Our industry has worked hard to implement major new legislation while coping with other pressures. The Medical Devices Regulation (MDR) entered into full legal application in May, and we continue to work tirelessly to prepare for the application deadline of the In Vitro Diagnostic Medical Devices Regulation (IVDR) in May 2022.

Those of us who lived through the drafting and redrafting of those heavyweight legal texts can attest to the complexity of the process.

The regulations will support a level playing field amongst approval bodies and the scope has been tightened up and includes more product groups.

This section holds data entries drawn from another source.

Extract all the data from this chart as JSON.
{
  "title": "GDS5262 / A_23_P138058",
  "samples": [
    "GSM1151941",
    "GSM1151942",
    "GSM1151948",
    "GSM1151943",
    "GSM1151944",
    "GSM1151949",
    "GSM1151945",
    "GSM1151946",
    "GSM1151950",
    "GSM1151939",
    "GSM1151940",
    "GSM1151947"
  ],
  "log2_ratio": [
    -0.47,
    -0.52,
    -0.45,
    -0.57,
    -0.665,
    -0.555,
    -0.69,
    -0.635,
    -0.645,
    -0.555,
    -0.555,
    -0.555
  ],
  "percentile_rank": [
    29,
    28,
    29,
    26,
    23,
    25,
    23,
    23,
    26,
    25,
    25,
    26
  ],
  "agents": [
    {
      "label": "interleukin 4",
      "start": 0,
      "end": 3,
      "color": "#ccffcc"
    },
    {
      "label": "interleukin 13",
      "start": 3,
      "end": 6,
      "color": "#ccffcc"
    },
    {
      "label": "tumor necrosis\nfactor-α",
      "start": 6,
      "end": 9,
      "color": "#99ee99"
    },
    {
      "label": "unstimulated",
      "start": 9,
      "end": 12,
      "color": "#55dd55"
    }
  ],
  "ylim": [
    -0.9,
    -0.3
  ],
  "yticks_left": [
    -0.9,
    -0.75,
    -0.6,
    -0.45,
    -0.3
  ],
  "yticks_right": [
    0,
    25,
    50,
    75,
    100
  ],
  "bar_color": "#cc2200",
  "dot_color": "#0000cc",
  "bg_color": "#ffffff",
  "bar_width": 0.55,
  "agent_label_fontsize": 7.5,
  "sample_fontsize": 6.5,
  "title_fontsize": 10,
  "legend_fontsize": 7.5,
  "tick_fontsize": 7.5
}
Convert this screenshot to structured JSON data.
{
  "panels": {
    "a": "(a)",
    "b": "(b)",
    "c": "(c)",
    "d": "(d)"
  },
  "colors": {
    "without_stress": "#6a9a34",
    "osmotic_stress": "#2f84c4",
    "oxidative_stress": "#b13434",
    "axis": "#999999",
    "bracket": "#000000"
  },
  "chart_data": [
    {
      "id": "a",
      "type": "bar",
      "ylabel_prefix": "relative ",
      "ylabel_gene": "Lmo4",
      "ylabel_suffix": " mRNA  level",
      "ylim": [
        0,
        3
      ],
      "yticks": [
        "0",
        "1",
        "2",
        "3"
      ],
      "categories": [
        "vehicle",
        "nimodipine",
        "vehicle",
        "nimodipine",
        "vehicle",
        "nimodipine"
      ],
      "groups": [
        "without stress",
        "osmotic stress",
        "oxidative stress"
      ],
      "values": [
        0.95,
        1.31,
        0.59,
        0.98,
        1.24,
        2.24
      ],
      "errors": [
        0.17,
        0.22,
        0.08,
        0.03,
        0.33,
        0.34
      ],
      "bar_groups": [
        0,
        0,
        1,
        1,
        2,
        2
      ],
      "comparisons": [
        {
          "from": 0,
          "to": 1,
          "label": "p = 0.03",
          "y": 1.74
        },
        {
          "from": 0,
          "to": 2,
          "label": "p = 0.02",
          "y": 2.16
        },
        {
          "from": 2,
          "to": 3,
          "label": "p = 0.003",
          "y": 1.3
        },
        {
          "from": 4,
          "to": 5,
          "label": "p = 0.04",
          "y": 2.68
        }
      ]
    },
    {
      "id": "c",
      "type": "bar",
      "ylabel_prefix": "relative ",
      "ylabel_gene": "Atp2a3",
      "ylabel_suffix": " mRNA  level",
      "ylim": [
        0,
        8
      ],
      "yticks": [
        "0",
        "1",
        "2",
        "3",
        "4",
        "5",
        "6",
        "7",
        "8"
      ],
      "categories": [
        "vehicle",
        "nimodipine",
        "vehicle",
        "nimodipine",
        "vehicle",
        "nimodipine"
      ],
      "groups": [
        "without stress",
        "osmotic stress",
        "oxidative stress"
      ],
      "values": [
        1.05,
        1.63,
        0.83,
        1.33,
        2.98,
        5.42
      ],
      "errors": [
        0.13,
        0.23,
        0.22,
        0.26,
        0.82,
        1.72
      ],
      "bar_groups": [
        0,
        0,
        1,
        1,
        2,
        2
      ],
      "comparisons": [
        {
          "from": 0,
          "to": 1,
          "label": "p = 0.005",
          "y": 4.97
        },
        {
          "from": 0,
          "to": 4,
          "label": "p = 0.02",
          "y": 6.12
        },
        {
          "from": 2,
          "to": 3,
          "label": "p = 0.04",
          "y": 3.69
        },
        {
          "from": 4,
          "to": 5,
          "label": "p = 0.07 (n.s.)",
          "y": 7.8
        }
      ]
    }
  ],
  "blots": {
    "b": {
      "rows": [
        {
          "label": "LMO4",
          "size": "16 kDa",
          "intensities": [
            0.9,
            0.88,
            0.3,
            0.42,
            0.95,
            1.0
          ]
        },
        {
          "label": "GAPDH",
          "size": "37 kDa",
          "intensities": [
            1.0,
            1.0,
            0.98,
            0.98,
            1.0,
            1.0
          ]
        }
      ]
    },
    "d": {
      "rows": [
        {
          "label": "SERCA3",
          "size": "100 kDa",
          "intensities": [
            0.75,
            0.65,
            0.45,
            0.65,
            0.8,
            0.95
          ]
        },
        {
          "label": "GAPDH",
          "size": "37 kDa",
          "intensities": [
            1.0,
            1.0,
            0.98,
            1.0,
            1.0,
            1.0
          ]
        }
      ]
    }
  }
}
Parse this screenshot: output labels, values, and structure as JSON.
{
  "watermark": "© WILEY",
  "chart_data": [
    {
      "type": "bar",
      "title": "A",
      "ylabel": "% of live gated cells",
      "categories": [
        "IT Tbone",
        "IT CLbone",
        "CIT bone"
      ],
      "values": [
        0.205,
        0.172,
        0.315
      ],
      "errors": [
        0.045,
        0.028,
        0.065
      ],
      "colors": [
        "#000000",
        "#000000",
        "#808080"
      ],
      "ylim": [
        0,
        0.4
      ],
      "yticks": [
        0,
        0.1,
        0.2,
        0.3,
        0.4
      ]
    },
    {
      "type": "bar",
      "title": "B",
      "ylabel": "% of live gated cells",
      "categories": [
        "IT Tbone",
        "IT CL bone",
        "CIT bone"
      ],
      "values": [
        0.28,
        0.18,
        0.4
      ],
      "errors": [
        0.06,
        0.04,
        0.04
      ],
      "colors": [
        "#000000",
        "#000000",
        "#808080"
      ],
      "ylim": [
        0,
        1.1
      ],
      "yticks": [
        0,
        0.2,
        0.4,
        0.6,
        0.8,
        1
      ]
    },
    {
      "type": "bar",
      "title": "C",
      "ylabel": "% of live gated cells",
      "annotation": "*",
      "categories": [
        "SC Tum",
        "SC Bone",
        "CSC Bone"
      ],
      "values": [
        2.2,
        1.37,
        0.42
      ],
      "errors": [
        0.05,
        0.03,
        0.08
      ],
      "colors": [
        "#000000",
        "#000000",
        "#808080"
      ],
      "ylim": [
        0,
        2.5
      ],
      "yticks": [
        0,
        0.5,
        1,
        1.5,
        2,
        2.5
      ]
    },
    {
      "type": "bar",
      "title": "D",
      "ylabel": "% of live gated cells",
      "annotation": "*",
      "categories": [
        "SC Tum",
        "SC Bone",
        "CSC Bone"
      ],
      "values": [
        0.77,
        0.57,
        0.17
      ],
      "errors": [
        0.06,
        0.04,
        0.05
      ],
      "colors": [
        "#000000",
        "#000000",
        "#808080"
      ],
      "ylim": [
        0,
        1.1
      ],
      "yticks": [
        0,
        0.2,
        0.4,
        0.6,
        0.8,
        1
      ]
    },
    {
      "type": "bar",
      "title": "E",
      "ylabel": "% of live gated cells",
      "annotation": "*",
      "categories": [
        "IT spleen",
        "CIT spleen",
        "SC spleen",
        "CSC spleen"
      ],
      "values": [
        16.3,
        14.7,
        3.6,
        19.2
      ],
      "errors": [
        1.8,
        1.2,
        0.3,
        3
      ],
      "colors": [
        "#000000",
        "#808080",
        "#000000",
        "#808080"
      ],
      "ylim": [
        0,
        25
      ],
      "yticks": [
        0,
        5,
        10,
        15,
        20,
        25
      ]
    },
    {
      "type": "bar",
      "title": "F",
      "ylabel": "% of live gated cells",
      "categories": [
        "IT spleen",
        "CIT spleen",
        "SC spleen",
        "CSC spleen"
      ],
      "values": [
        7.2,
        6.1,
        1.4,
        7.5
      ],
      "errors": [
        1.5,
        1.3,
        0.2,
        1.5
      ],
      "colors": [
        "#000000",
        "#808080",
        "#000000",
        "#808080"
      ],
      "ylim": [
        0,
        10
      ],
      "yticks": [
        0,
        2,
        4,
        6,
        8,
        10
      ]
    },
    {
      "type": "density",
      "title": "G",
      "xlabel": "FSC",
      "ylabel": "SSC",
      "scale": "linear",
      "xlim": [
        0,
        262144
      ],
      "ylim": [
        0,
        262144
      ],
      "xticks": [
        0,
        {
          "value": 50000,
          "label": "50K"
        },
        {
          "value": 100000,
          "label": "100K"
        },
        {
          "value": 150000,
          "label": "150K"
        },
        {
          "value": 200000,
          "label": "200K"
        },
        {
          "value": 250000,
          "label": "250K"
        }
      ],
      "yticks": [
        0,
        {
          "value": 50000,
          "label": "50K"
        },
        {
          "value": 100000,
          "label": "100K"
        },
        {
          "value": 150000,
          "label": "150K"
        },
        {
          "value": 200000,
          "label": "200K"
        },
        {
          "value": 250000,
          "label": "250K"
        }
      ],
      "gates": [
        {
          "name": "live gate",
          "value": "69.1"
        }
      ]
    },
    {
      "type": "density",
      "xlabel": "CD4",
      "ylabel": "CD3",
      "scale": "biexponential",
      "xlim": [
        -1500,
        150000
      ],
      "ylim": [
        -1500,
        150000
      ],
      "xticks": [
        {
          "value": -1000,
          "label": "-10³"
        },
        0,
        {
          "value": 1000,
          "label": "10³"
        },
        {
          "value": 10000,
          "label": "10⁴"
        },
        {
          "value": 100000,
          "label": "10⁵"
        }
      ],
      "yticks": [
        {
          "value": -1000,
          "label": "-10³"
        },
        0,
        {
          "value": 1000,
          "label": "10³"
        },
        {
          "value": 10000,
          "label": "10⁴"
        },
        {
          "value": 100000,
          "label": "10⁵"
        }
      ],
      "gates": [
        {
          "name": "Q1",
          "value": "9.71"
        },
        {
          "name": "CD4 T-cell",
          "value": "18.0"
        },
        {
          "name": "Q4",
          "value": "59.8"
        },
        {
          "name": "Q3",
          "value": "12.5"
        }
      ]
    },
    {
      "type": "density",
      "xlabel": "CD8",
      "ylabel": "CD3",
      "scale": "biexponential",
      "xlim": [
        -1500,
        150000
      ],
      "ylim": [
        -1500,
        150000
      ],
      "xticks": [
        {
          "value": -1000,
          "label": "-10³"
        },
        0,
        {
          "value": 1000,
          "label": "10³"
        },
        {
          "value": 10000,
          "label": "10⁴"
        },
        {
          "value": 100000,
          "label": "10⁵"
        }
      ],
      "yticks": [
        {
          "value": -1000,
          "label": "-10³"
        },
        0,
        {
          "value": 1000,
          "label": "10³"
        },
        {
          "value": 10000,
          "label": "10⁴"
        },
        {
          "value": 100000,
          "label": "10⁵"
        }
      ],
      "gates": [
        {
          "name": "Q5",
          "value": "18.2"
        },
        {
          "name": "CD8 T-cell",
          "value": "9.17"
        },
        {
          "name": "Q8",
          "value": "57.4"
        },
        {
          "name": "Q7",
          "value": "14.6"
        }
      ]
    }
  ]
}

There will also be more oversight from authorities, and transparency on products will increase significantly.

All of that will hopefully significantly strengthen the trust in the CE marking system, medical technologies and the new legislative framework alike.

Nevertheless, there are already signs that the increased complexity for getting to the market – including new post-market responsibilities – may be turning some off investing in innovation or launching new technologies on the European market.

Policymakers, industry and other stakeholders have made considerable efforts to ensure ex ante that the MDR and IVDR protect patients and promote access to innovative products and solutions. Medtech innovation, it should be said, is in the interest of patients and consumers. The philosophy embedded in the MDR and IVDR reflects this need.

Today, I must confess to a sense of unease when I hear talk of complicating matters further by revising the Product Liability Directive (PLD). The PLD aims to protect consumers from faulty products, giving them recourse when things go wrong, while at the same time ensuring operators’ competition. We have all benefited from these kinds of consumer protections.

The PLD dates back to 1985 and, not surprisingly, does not cover some of the digital tools on the market today. This does not yet justify a total re-opening of the Directive including questioning the fundamental principles that have been working very well for years as they allow for enforceable consumer protection whilst providing industry with a clear and predictable legal framework to operate and innovate within. This philosophy is well recognised and should not be jeopardised.

The Directive also leaves the courts with sufficient sovereignty to ensure consumers are afforded appropriate protection in the real world. For patients and industry alike, whether we are talking about traditional or connected/software medical devices, this balance which is the principle on which the directive was based, also delivered the innovative healthcare we all benefit from today.

In short, suggestions to rewrite the principles of the horizontal legislation and apply them to products and solutions which are already regulated with the most modern legislation, including strong consumer protection and liability provisions, would risk unpicking a carefully woven legal tapestry. It would create legal uncertainty due to overlap of provisions. We all know that this is a barrier to bringing needed innovation to patients and healthcare.

We are acutely aware that reopening such a complex and far-reaching file as the PLD and putting everything on the table would make it very difficult, if not impossible to square with other legislation, including the MDR, IVDR and GDPR – not to mention offending the EU Better Regulation principles.

European policymakers may have already moved beyond this option, but personally I believe that a more dynamic alternative would be to issue guidance on how to interpret the existing PLD framework for emerging technologies and trust national courts to apply it accordingly. This would allow us to keep the benefits of the existing PLD and also cope with the inherent uncertainties that come with advances in artificial intelligence, the unpredictable risks that could arise from cybercrime, and other issues that may emerge in the near future.

As we recharge our batteries ahead of a busy autumn, we must tread carefully to avoid undoing the work we have done in the past.